February 15, 2010

5 Min Read
Verizon Combines Enterprise, SMB Partner Programs

By Khali Henderson

Verizon Communications Inc. has recombined its partner programs into one for 2010, a move that has cut the carrier’s agent base in half, but has streamlined processes for the remaining partners.

The new Verizon Indirect Sales Program combines the former Verizon Solutions Partner Program, which targeted small and medium businesses, and the Verizon Business Indirect Channel Alliance, which targeted enterprise.

In 2007, the ILEC created VSPP to consolidate the former MCI and legacy Verizon channels. The following year, Verizon split the channel program apart once again based on target size, forcing many of the partners to belong to both programs, which each had separate contracts, compensation schedules, channel support personnel, tools and processes.

“We have taken the guessing out of the game,” said Sue Molnar, who is formerly with VSPP, but now heads the new program as its director. “We have one contract, one compensation plan, one channel manager support structure and one set of systems, tools and training.”

Molnar reports to Verizon Vice President of Sales Jim Geary, who oversees both direct and indirect sales for midtier businesses (20-1,000 employees) and above. Under Molnar, there are four regional channel sales managers, including Chris Dekowski, Mid-Atlantic; Dave Longo, New York and New England; Becky McDill, Texas and California; and Dean Condotti, Southeast and “everything in the middle.” A sales operations manager and a recruitment manager also are part of the channel team. There also is a sales engineering team dedicated to the indirect channel, but it reports to a nonchannel organization. Customer service support is shared with direct sales.

Molnar said the combination did result in some layoffs, but she did not disclose the number of people impacted.

The consolidation also has trimmed the number of partners considerably. Molnar declined to divulge the numbers, but agents, speaking on background, estimated the new program has between 60-70 members while the previous programs each had 80-90, or more than 160 combined, in 2008. The partners that were invited into the program are those with an IT solutions background that can drive strategic sales.

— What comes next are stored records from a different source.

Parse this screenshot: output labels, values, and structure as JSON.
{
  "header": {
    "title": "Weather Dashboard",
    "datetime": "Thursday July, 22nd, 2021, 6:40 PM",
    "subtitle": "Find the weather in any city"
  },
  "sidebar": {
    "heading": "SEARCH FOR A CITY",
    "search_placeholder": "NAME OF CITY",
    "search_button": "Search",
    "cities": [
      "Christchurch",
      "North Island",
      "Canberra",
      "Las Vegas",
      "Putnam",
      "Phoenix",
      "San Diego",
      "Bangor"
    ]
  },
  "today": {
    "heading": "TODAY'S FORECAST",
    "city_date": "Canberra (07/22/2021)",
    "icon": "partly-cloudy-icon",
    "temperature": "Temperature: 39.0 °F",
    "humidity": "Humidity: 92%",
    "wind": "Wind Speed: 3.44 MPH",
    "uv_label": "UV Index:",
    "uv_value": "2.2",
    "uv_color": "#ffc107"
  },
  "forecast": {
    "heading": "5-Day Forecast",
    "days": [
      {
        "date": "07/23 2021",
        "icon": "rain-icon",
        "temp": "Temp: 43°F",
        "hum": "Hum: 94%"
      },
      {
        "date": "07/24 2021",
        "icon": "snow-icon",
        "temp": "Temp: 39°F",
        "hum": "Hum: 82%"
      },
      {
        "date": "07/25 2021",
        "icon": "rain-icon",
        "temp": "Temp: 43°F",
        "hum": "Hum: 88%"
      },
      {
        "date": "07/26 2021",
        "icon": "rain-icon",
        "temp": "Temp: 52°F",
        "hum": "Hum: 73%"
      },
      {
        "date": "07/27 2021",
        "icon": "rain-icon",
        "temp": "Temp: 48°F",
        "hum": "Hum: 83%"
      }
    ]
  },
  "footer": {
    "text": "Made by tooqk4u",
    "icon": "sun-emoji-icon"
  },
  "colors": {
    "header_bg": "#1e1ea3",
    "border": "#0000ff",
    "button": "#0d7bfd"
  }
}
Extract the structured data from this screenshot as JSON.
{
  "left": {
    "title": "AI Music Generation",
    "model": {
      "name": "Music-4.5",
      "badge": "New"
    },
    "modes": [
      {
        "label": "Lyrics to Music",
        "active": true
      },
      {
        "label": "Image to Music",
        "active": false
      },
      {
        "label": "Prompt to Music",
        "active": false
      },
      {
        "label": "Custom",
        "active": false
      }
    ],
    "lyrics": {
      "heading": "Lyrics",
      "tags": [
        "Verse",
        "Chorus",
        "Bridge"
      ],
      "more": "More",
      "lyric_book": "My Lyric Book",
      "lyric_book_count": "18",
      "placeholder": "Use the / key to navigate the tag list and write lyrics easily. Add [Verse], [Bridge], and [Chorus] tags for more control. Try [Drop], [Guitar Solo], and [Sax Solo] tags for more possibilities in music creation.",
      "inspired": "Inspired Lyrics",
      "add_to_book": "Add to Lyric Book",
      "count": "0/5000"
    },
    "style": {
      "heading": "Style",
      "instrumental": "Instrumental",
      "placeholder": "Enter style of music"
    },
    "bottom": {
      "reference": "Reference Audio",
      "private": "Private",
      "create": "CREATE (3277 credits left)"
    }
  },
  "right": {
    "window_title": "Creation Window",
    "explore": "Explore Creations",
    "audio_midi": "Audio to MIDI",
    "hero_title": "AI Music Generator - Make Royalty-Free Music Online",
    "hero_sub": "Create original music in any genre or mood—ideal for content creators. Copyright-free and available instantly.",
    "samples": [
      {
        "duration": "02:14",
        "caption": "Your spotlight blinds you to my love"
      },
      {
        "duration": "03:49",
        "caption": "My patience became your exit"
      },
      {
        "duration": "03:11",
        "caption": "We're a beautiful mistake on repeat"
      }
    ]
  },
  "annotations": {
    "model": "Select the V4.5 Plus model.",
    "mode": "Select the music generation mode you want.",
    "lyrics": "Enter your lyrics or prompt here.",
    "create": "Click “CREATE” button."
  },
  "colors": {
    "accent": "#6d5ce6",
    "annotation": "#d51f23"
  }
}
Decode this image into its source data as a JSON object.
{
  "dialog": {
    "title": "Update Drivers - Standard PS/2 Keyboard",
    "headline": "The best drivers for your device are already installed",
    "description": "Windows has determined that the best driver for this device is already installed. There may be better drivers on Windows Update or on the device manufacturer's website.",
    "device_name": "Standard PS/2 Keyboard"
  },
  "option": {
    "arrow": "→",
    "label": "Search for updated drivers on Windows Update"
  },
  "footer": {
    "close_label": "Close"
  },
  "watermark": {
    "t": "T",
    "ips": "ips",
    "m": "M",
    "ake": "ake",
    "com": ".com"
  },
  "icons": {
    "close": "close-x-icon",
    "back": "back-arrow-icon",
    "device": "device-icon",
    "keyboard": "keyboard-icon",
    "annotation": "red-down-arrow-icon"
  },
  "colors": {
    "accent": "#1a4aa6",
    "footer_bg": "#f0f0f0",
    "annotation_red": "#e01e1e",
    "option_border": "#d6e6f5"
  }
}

“We selected some critical indirect channel partners from the former MCI and the former Verizon programs to have a skill set to take us where we need to go,” Molnar said.

Verizon’s channel needs to go after the 20-1,000 employee space or what the ILEC calls the midtier. Previously VSPP targeted 20-500 while the Business Indirect Channel targeted 500-1,000. Molnar said one of the drivers for consolidating the programs was to be able to go after this midtier sweet spot.

The company is pushing IP- and cloud-based services (VoIP, IP MPLS, private IP, etc.) into the segment. Shifting the mix toward these advanced products is one of the goals of the program and it’s stressed in the new compensation plan, Molnar said, explaining that commissions on core products have been lowered and commissions on strategic products have been increased.

Agents told PHONE+ the commissions on IP products are three to five times greater than those on core products, which were cut 20-25 percent. In addition, some services like POTS and FiOS are compensated by upfront payments only.

Molnar said Verizon also has implemented a new bonus structure whereby an indirect partner can earn bonuses on sales of strategic products based on monthly sales revenue. She said there are at least six payout thresholds.

The company also changed its agent agreement to include both a minimum monthly threshold and a higher threshold with a higher commission percentage. “Our goal is to incent the partners that have the lower tier threshold to get to the higher threshold,” Molnar said, noting conversely there is the potential for a partner to drop to the lower percentage if sales lag.

The partner support tools for the previous programs also have been consolidated from five to three. The existing joint commission tracker, Cash, remains, but the respective partner portal and ordering systems have been combined. Insite, a former VSPP portal, has been revamped and now includes promotional and product material from BSG Direct, the enterprise program’s portal. Verizon also has standardized on OneSource for pricing, quoting and ordering. Previously, enterprise agents used a system called OneView.

Keith Muller, CEO of master agency Interactive Telcom Solutions, a premier exclusive Verizon partner and a member of both 2008 programs, said it’s still early, but on paper, the changes appear to be positive. “If you take a look at what it was and the way it is projected to be, it certainly will be easier to deal with Verizon,” he said. “It should be much nicer to deal with one single point whether it be Verizon Business or Verizon Telco products and services.”

He is particularly pleased that the systems have been consolidated. “Last year was tough because the programs categorized prospects by employee size. It had nothing to do with whether they were legacy Verizon or MCI, though the programs’ respective support structures were set up that way. “From that perspective, absolutely, it is a big positive change.”

He also said that the company has made a great effort to be competitive with its IP-based products. “Early on they were just priced out of the park,” he said. “Now they are very competitive. …Where you make money is with their IP products and Ethernet.”

In addition, he said Verizon has worked on simplifying the product packaging and contracts to make some of the products more transactional and easier to sell.